Fortunately, the healing process usually begins immediately as well, as when (or if ) there is unconditional love coming through the mother from one of both parents, a nest of non-dual wholeness is created, and the emerging pre-natal being can temporarily relax and let go into the flow. The challenges and complexities of life doesn’t usually let these moments last very long.

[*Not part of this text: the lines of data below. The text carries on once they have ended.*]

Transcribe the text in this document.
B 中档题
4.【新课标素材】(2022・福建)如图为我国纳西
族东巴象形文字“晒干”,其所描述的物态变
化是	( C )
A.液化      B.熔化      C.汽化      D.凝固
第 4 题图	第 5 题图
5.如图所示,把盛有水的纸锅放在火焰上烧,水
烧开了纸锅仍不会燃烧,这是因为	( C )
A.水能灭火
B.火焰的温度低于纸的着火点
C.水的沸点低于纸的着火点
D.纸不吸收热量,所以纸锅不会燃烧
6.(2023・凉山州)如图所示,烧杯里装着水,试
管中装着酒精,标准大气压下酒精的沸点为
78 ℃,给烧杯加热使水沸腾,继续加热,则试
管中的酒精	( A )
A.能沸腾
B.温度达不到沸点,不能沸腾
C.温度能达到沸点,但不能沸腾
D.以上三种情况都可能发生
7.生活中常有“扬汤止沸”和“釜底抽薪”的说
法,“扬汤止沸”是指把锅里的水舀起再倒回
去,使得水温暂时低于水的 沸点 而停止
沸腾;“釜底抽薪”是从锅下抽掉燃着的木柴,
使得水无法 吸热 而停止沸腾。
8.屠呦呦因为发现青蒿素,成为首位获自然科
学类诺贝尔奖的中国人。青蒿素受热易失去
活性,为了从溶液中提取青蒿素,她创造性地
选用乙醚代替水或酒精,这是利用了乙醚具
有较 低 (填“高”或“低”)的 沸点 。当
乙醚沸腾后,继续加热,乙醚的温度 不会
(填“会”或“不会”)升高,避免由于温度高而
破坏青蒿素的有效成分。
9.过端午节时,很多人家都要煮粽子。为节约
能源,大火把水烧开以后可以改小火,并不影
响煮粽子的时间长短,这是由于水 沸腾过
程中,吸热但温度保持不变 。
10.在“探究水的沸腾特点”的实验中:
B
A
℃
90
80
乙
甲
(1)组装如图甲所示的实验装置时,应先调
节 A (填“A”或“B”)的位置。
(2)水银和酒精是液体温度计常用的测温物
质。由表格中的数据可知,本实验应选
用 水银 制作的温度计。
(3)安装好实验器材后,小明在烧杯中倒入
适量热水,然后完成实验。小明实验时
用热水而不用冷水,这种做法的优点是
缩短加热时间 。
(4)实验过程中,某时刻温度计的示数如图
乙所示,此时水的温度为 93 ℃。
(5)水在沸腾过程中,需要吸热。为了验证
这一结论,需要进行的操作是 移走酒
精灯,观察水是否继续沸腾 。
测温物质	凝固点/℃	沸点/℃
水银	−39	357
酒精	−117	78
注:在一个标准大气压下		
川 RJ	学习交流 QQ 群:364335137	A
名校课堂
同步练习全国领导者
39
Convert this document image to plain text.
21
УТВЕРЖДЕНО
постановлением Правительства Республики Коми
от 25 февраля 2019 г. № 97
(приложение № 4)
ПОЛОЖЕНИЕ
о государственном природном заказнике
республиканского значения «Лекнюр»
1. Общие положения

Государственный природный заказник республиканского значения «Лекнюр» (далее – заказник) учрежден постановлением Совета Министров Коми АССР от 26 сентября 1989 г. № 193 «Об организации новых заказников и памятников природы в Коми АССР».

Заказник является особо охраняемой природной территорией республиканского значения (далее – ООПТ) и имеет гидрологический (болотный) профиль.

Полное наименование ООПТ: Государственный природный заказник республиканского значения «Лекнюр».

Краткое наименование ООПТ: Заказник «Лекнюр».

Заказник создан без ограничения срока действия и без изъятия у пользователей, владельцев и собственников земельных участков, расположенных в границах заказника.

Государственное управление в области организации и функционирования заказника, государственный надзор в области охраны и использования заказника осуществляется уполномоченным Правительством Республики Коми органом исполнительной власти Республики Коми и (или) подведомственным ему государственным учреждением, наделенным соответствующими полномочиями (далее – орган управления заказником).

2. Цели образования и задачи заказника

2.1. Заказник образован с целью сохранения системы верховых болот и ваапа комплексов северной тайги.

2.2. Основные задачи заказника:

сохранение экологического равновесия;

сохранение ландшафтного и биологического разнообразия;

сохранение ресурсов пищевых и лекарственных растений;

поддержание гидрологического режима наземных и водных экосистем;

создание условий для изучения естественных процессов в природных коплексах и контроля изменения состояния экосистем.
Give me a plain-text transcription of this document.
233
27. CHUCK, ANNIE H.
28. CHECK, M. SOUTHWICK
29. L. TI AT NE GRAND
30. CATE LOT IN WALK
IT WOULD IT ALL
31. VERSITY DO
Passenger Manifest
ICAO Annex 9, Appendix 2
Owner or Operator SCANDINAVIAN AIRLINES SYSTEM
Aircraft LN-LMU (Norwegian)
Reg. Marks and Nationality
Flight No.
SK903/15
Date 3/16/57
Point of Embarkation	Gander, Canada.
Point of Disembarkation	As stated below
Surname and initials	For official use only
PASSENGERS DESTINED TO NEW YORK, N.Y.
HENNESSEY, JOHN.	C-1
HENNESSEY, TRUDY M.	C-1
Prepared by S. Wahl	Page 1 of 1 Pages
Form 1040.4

The intensity of birth and the birth process, unfortunately sets up another set of traumas for this new being, and with the cutting of the umbilical cord, true separation or ‘aloneness’, arises. The biblical metaphor for this stage is Adam and Eve being ejected from the Garden of Eden for the ‘crime’ of becoming self-aware. A separation occurs, one is naked and alone in the world, and the life journey begins. Because at this stage in the infant’s development there are no words, ideas or concepts attached to the fear, the fear is absolute and primal. This is the wonderful world of the first skandha. This primal fear can be transformed and healed and this is the core of an embodied spiritual practice.

As in the pre-natal world, unconditional love from one or both parents, and others throughout life holds the space of wholeness and healing, but in life the traumas also keep coming. The word trauma is used here in a general sense to describe any experience that reinforces the feeling of being separate and alone and strengthens the egoic structures that are built on the foundation of separation. The acute trauma of violence is an extreme example of this and does far more long lasting damage than the smaller ones, but thousands of small ones add up in their own way.

In PTSD language, an embodied being’s response to this primal fear is to contract around the place where the fear localizes, (usually the heart and 1 or more of the chakras, or organs) and then to dissociate to escape the pain of the contracted fear. In dissociation, we ‘leave the body’, or more accurately, cut ourselves off from what the body is telling us. The first skandha is called “ignorance of form” or just ‘form’. Spirit, through its connection with its expression in the world of form known as ‘soul’, has to figure out how to integrate the reality of impermanence into its moment to moment experience.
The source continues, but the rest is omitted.